Nagoya, 30 October 2010 – In response to the closing of CBD COP10, Greenpeace International Oceans Policy Analyst Nathalie Rey issued the following statement:
“Greenpeace welcomes the beginning of the end of bio piracy through the adoption of the Aichi-Nagoya Protocol on Access and Benefits Sharing, and a moratorium on strange climate techno-fixes called geo-engineering. Nagoya is not another Copenhagen.”
However, failure by governments to reach the biodiversity protection targets they set themselves 8 years ago is shameful. Alarm bells have been ringing for decades, and developed nations have been hitting the snooze button by delaying both action on and funding for environmental protection. Steps forward have been taken, including commitments to ensure sustainable fisheries, reduce deforestation and eliminate subsidies for activities that destroy biodiversity , but the concern is that these will have come too late. We also hope that a commitment to adopt financial targets for biodiversity protection in two years will not be used as an excuse for inaction.
“Negotiations which continued into early Saturday morning produced a new 10 year plan for biodiversity protection. It is disappointing that hopes were not met on key issues such as protected areas on land and at sea- leaving large areas of our oceans and forests under threat.
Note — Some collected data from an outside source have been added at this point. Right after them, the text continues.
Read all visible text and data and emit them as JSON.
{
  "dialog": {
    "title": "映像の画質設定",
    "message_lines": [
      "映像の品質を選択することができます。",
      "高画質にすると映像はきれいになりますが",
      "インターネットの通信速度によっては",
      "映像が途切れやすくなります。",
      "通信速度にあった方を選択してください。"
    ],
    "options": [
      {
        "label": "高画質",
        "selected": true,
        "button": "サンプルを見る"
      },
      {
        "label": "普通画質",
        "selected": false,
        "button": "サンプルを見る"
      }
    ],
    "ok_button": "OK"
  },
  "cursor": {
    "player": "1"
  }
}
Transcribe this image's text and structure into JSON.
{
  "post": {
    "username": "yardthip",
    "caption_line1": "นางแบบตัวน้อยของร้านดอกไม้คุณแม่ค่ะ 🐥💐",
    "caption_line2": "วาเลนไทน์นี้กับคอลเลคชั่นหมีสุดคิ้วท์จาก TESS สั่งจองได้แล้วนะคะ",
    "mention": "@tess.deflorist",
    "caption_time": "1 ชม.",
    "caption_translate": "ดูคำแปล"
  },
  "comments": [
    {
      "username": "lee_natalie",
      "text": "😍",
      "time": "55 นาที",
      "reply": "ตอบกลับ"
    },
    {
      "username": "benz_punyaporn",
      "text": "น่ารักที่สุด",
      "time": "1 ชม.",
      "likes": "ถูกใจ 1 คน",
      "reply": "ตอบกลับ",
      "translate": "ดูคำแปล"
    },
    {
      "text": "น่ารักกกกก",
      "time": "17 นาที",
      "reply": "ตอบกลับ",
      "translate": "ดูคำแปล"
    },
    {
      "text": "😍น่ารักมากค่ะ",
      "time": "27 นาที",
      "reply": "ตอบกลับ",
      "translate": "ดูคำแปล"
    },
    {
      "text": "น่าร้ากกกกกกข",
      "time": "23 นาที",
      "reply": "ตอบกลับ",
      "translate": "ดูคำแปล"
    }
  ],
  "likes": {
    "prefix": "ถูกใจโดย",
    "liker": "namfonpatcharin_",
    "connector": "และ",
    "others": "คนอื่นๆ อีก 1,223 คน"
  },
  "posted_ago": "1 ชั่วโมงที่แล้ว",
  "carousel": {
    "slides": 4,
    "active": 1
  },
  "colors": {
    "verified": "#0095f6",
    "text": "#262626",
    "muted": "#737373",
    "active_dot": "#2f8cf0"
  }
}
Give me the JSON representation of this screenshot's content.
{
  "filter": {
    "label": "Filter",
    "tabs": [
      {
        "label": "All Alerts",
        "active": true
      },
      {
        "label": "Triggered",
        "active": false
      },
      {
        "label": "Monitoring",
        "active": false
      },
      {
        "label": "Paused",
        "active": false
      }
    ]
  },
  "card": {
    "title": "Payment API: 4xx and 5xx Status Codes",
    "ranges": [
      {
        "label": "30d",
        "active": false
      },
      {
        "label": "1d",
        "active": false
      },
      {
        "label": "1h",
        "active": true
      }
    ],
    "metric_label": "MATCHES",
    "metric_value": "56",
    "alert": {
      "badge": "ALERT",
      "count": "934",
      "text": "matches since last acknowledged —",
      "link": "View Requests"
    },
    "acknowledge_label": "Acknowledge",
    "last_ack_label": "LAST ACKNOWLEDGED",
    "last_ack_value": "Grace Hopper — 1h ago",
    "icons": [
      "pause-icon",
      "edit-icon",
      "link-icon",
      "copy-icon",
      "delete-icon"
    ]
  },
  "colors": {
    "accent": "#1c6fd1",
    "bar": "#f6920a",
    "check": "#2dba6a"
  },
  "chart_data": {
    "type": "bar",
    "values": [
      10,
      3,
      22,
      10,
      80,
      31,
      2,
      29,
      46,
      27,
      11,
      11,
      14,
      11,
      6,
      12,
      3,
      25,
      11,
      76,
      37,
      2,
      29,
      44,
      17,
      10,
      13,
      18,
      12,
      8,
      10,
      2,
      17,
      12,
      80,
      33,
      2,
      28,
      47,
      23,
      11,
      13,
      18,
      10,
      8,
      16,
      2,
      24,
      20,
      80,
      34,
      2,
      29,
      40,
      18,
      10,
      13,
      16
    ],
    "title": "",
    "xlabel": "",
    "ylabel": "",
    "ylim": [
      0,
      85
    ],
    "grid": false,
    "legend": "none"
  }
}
At the conclusion of the meeting, we have not advanced beyond the current target to protect 10% of our oceans, standing still on ambition to rescue them. The governments here could have been bolder, given they have already vowed to create a global network of marine protected areas by 2012.
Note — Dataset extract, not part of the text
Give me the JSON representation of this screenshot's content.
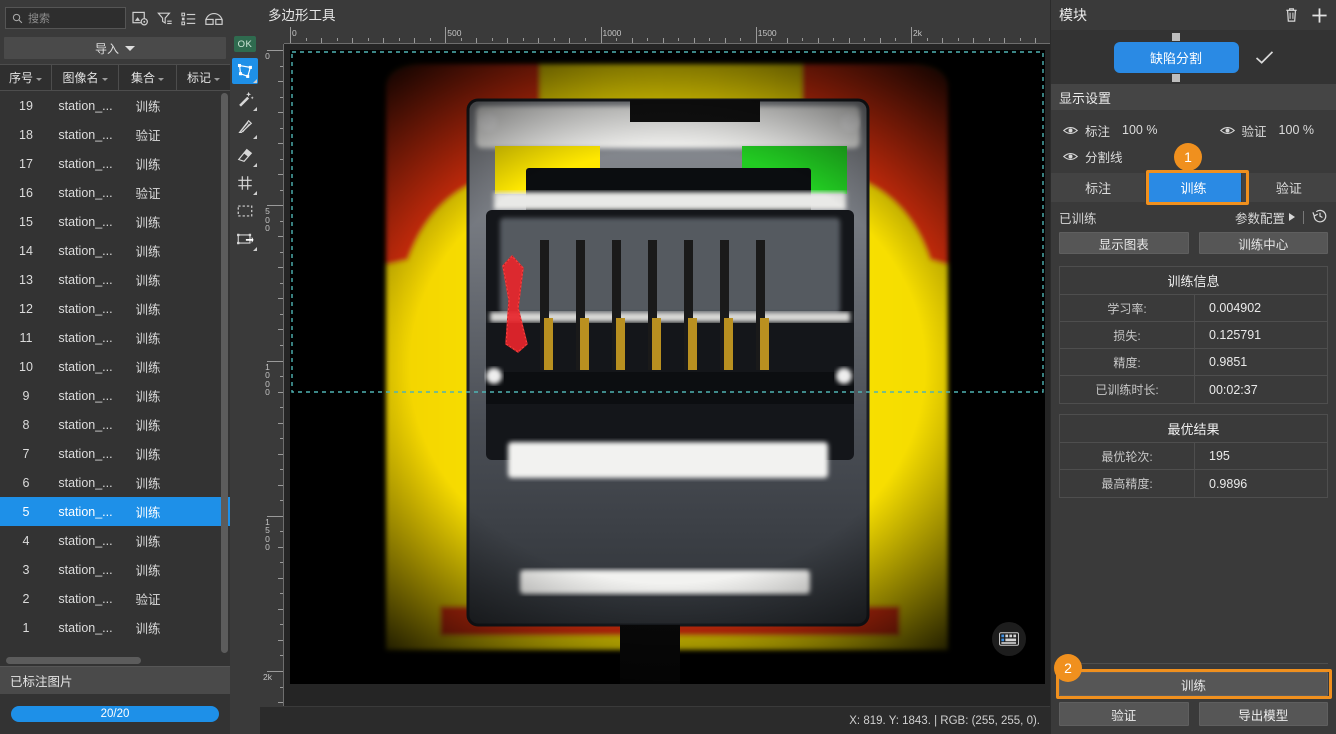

“If there is to be any success from this meeting it will come when these decisions are implemented and the hundreds of millions of people who need healthy oceans and intact forests feel the positive benefit. As the international Year of Biodiversity draws to a close, we hope leaders can turn promises to action, provide funds to protect life on earth, and leave a legacy of a rescued planet can sustain future generations.”
Greenpeace is campaigning for a global network of marine reserves to cover 40% of the world’s oceans and for sustainable fishing- necessary steps for restoring our oceans to health.